S-Bahn-Unglück

Mein Junge starb in diesem Tunnel. Warum ist er noch immer nicht gesperrt?

Berlins traurigster Vater macht Bahn und Behörden schwere Vorwürfe.

ERIC RICHARD und ALEXANDER SCHMALZ
Lesezeit 3 Min
Ein verzweifelter Vater blickt auf die Todesstelle seines Sohnes. In diesem Tunnel wurde Nicolas B. (13) beim Spielen von einer S-Bahn erfass

Ein verzweifelter Vater blickt auf die Todesstelle seines Sohnes. In diesem Tunnel wurde Nicolas B. (13) beim Spielen von einer S-Bahn erfass

© Eric Richard Lizenz

Der 69-jährige Kreuzberger kann die Tränen nicht zurückhalten, als er auf eines der letzten Fotos seines Sohnes blickt. Nicolas B. sitzt mit seinem Handy nicht mal zehn Meter neben den Bahngleisen. Mit dem Telefon machte er immer Fotos und Videos von Zügen. Drei Wochen später wird der junge Eisenbahn-Fan nur wenige Hundert Meter weiter im S-Bahntunnel zwischen der Yorckstraße und dem Anhalter Bahnhof von einer S-Bahn erfasst.

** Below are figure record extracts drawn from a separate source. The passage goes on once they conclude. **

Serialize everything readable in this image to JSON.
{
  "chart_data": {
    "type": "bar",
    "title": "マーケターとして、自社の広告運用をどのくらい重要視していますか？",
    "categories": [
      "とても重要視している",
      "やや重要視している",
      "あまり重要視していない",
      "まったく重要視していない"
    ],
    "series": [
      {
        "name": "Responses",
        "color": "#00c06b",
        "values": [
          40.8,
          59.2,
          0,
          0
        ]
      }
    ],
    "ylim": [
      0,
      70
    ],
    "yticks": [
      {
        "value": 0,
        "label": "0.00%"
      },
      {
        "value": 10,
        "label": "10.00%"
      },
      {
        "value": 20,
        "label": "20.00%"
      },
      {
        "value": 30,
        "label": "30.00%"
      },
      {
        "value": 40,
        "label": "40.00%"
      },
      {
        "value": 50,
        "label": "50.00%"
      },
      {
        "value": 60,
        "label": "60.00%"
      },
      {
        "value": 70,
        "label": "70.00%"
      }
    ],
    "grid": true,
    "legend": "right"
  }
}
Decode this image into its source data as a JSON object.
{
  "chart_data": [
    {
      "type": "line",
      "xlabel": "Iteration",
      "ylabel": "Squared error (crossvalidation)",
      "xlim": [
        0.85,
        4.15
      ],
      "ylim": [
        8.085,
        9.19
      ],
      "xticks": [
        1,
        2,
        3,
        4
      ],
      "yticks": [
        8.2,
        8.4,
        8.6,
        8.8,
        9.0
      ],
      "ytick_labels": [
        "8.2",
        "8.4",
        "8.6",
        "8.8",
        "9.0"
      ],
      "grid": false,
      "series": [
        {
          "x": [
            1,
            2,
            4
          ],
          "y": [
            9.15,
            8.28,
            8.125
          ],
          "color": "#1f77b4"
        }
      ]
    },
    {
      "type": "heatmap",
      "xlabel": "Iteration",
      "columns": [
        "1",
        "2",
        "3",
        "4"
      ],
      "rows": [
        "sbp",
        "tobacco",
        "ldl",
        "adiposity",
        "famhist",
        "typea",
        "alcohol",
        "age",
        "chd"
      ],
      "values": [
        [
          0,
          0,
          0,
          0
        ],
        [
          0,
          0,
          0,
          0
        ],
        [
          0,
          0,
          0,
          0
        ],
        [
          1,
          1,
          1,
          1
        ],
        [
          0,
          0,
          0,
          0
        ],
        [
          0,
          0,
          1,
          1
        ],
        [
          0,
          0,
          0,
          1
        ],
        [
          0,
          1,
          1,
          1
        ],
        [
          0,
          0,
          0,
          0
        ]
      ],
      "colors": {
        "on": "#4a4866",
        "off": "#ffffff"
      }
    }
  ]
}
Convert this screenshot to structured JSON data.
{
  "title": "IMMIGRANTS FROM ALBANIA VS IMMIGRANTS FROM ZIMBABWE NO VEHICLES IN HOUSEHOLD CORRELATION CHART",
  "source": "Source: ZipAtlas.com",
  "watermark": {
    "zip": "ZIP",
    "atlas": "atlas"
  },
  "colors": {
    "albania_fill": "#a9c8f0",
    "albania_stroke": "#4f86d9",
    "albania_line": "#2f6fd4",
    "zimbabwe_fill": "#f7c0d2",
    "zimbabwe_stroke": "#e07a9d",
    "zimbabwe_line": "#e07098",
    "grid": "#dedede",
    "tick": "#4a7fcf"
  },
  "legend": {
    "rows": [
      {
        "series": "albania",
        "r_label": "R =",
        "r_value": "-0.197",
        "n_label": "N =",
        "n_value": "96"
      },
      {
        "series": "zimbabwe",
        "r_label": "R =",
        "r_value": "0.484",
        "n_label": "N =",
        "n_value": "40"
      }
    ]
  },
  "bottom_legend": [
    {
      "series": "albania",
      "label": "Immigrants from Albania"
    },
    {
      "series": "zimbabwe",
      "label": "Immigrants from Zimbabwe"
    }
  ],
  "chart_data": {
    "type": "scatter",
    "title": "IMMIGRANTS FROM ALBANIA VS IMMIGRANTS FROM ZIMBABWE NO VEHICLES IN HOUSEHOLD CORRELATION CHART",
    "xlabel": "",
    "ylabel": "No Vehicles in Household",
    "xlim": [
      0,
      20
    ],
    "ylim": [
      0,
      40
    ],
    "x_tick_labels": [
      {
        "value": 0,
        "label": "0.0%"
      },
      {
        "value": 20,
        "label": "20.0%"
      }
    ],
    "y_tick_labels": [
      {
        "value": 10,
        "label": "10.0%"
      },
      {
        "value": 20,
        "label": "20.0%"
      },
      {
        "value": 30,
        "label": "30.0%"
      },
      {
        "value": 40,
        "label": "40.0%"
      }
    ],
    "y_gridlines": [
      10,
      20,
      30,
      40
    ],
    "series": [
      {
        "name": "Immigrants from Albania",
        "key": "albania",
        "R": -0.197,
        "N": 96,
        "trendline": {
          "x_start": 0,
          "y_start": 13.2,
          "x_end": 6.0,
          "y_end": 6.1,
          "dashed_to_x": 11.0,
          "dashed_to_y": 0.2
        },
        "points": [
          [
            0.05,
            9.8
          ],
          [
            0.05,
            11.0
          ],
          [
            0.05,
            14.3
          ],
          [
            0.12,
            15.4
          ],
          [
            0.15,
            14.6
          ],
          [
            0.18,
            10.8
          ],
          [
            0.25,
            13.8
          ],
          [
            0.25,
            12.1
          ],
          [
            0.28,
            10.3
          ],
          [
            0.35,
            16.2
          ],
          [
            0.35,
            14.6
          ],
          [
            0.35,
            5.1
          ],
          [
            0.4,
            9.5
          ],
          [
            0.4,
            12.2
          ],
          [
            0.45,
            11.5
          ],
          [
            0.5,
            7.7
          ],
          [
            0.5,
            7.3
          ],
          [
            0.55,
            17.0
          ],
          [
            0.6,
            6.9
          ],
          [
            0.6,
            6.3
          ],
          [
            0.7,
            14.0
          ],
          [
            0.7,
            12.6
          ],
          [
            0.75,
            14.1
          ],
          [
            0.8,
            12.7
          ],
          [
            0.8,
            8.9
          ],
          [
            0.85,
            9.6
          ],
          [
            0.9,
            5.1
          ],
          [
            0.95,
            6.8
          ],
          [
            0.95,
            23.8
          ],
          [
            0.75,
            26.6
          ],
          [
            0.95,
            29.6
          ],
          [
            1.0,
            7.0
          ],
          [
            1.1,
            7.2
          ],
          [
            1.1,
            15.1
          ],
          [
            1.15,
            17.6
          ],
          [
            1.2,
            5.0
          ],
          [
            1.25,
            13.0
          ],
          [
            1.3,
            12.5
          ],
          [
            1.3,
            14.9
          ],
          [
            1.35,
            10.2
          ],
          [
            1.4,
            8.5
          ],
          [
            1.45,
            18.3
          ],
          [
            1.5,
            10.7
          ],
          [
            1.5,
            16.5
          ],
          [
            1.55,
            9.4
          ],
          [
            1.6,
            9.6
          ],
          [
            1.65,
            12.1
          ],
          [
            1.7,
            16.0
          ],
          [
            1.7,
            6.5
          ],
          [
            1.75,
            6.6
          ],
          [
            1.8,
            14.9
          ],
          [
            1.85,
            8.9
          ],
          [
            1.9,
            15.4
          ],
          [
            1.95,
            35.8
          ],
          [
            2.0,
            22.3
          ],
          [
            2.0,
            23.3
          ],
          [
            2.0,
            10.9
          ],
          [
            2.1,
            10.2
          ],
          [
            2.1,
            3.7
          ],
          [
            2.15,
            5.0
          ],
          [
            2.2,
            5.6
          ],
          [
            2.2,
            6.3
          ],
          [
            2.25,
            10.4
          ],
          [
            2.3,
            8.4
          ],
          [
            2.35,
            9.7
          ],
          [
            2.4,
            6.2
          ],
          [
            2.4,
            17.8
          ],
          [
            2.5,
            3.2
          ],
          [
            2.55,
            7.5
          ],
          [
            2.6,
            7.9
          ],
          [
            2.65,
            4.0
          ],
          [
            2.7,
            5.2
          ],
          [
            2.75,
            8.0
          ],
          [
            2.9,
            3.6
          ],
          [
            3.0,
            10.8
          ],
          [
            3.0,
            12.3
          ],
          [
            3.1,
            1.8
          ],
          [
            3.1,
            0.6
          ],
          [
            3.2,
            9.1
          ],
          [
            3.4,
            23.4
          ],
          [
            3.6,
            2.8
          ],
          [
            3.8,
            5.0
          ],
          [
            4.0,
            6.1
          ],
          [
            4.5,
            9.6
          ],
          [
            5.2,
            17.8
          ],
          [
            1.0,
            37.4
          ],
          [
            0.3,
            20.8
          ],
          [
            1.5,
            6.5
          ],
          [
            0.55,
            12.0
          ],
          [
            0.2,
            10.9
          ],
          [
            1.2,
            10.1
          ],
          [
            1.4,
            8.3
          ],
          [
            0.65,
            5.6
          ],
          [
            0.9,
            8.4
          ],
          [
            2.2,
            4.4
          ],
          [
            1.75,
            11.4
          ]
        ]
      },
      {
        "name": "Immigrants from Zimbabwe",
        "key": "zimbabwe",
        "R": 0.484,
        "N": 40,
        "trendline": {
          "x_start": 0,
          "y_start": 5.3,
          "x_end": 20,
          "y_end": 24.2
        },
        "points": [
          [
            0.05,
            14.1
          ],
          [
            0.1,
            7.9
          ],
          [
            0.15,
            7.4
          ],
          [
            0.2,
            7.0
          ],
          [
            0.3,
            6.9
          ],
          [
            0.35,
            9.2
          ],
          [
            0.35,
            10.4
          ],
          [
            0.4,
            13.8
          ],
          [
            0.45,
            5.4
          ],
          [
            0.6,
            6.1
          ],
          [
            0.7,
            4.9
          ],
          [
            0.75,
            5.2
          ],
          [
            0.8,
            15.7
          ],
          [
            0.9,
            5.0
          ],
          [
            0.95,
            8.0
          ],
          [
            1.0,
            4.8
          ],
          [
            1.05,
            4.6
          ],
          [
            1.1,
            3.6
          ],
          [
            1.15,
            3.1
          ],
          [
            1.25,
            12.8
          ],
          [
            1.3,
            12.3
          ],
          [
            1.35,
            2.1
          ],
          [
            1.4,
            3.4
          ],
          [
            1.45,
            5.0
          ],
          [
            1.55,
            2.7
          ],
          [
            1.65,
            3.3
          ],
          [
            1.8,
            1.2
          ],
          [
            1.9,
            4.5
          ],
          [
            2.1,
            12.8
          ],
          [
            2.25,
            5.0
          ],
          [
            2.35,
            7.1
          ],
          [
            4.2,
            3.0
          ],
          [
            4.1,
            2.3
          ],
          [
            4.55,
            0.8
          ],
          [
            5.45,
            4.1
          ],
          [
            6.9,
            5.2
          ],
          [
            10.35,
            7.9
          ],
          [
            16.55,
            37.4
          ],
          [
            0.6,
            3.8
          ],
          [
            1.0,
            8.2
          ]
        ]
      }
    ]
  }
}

„Ich weiß, dass Nicolas Mitschuld hat, aber er war doch noch ein Kind“, sagt Robert B. zum KURIER. Rückblick: Am 31. März 2014 um 14.30 Uhr kommt der 13-Jährige mit einem Klassenkameraden von der Schule, schmeißt seine Tasche in die Ecke und verschwindet wieder. „Wohin die beiden wollten, haben sie mir nicht verraten“, sagt der Rentner. Als Nicolas um 18 Uhr nicht zum Abendbrot kam, telefonierte ihm sein Vater hinterher. „Doch da ging keiner ran. Zwei Stunden später stand die Polizei vor der Tür.“ Die Schüler hatten sich durch eine Lücke in einem Bauzaun auf das Bahngelände geschlichen. Sein Freund verabschiedete sich gegen 16 Uhr, 20 Minuten später passierte das Unglück.

„Der Sog hat Nicolas in die fahrende S-Bahn gezogen. Ich habe ihm hundertmal erklärt, dass er nicht zu dicht an die Gleise darf“, erklärt der 69-Jährige. „Er liebte die Eisenbahn. Hätte ich gewusst, was die beiden vorhaben, hätte ich sie nie rausgelassen“, erklärt sein verzweifelter Vater und blickt starr auf die Modelleisenbahn, die noch immer unangerührt im Kinderzimmer des Jungen steht.

Das letzte Video auf Nicolas’ Handy wurde zehn Minuten vor dem Unglück aufgenommen. Es zeigt, wie die Jungen Münzen auf die Schienen legten – ein tödlicher Kinderstreich. Robert B. macht sich Vorwürfe. „Ich habe die letzten 13 Jahre alles für meinen Sohn aufgegeben“, so der einstige Weinhändler. Seine Mutter war alkoholkrank, verlor 2013 beide Beine, als eine Tram sie an den Schienen erfasste. Der Rentner ist aber auch wütend: „Der Bauzaun ist noch immer offen, jeder kann da einfach durchgehen. Spielplätze und Wohnblöcke sind in der Nähe und andauernd passieren Unfälle an Gleisanlagen.“ Seine Strafanzeige gegen unbekannt wurde auch noch nicht bearbeitet. Jetzt hat er verzweifelt an seinen Bezirk geschrieben – wartet auf baldige Antwort.